In 2004, Desmond Meade, while serving a 15-year prison sentence for a drug offense in Florida, got a break. An appeals court returned his conviction to the original trial bench, allowing him to plead guilty to a lesser charge and get out of prison in three years, most of which he had already served. But his freedom came with a price, something that didn’t quite register with him at the time: as part of his plea agreement with prosecutors, Meade agreed to give up his civil rights: the right to vote, to serve on a jury and to run for office. “At the time, when I first accepted the plea deal, I didn’t understand the consequences,” Meade says. Fourteen years and a pair of college and law degrees later, Meade, now 50, still can’t vote; his application to regain his civil rights was rejected in 2011. The reason: a new Florida law that requires felons like him to wait for seven years before they could apply for rights restoration.
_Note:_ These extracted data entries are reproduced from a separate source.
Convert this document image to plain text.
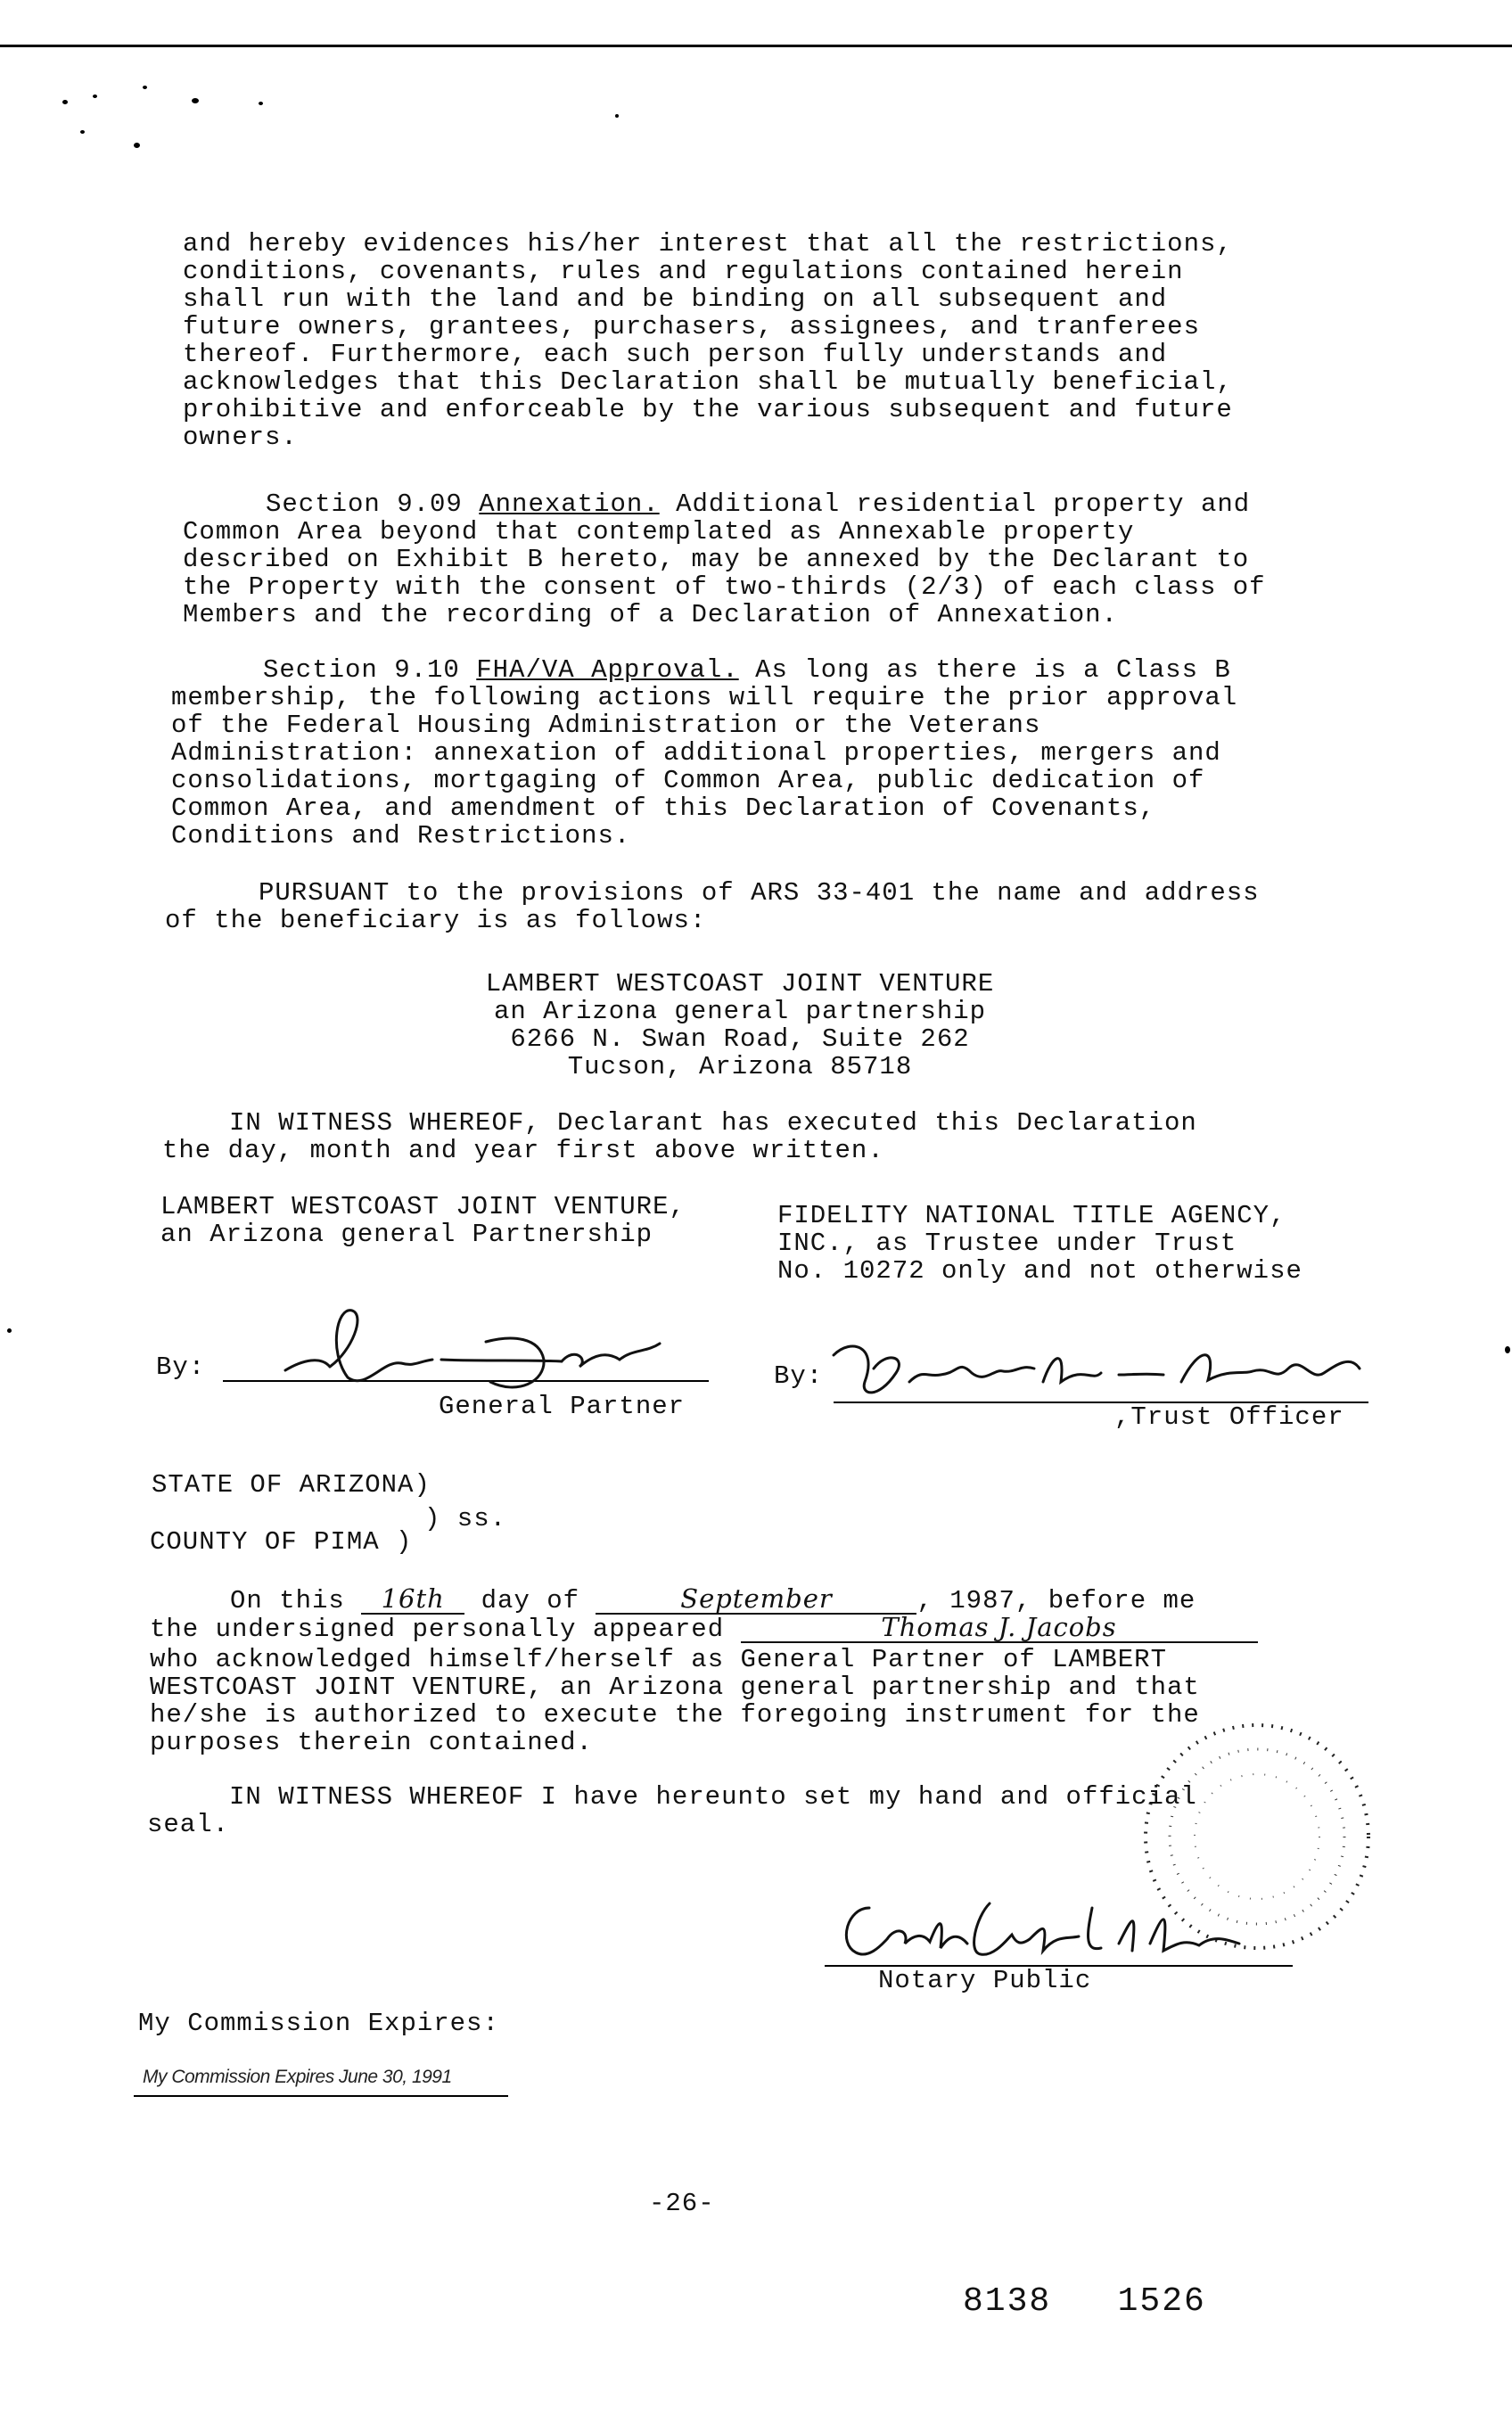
and hereby evidences his/her interest that all the restrictions,
conditions, covenants, rules and regulations contained herein
shall run with the land and be binding on all subsequent and
future owners, grantees, purchasers, assignees, and tranferees
thereof. Furthermore, each such person fully understands and
acknowledges that this Declaration shall be mutually beneficial,
prohibitive and enforceable by the various subsequent and future
owners.
Section 9.09 Annexation. Additional residential property and
Common Area beyond that contemplated as Annexable property
described on Exhibit B hereto, may be annexed by the Declarant to
the Property with the consent of two-thirds (2/3) of each class of
Members and the recording of a Declaration of Annexation.
Section 9.10 FHA/VA Approval. As long as there is a Class B
membership, the following actions will require the prior approval
of the Federal Housing Administration or the Veterans
Administration: annexation of additional properties, mergers and
consolidations, mortgaging of Common Area, public dedication of
Common Area, and amendment of this Declaration of Covenants,
Conditions and Restrictions.
PURSUANT to the provisions of ARS 33-401 the name and address
of the beneficiary is as follows:
LAMBERT WESTCOAST JOINT VENTURE
an Arizona general partnership
6266 N. Swan Road, Suite 262
Tucson, Arizona 85718
IN WITNESS WHEREOF, Declarant has executed this Declaration
the day, month and year first above written.
LAMBERT WESTCOAST JOINT VENTURE,
an Arizona general Partnership
FIDELITY NATIONAL TITLE AGENCY,
INC., as Trustee under Trust
No. 10272 only and not otherwise
By:
General Partner
By:
,Trust Officer
STATE OF ARIZONA)
) ss.
COUNTY OF PIMA )
On this 16th day of	September	, 1987, before me
the undersigned personally appeared	Thomas J. Jacobs
who acknowledged himself/herself as General Partner of LAMBERT
WESTCOAST JOINT VENTURE, an Arizona general partnership and that
he/she is authorized to execute the foregoing instrument for the
purposes therein contained.
IN WITNESS WHEREOF I have hereunto set my hand and official
seal.
Notary Public
My Commission Expires:
My Commission Expires June 30, 1991
-26-
8138   1526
Home to nearly a quarter of the nation’s disenfranchised felons, Florida has become a battleground in a national debate over felony disenfranchisement laws. With lawmakers deeply divided over the issue, Meade says he wants the state’s voters to change the system when they head to the polls on Nov. 6.
He’s promoting a ballot initiative that would amend the state’s constitution, restoring the voting rights of all felons in Florida (except those convicted of murder and sexual assault) after they’ve completed the terms of their sentence.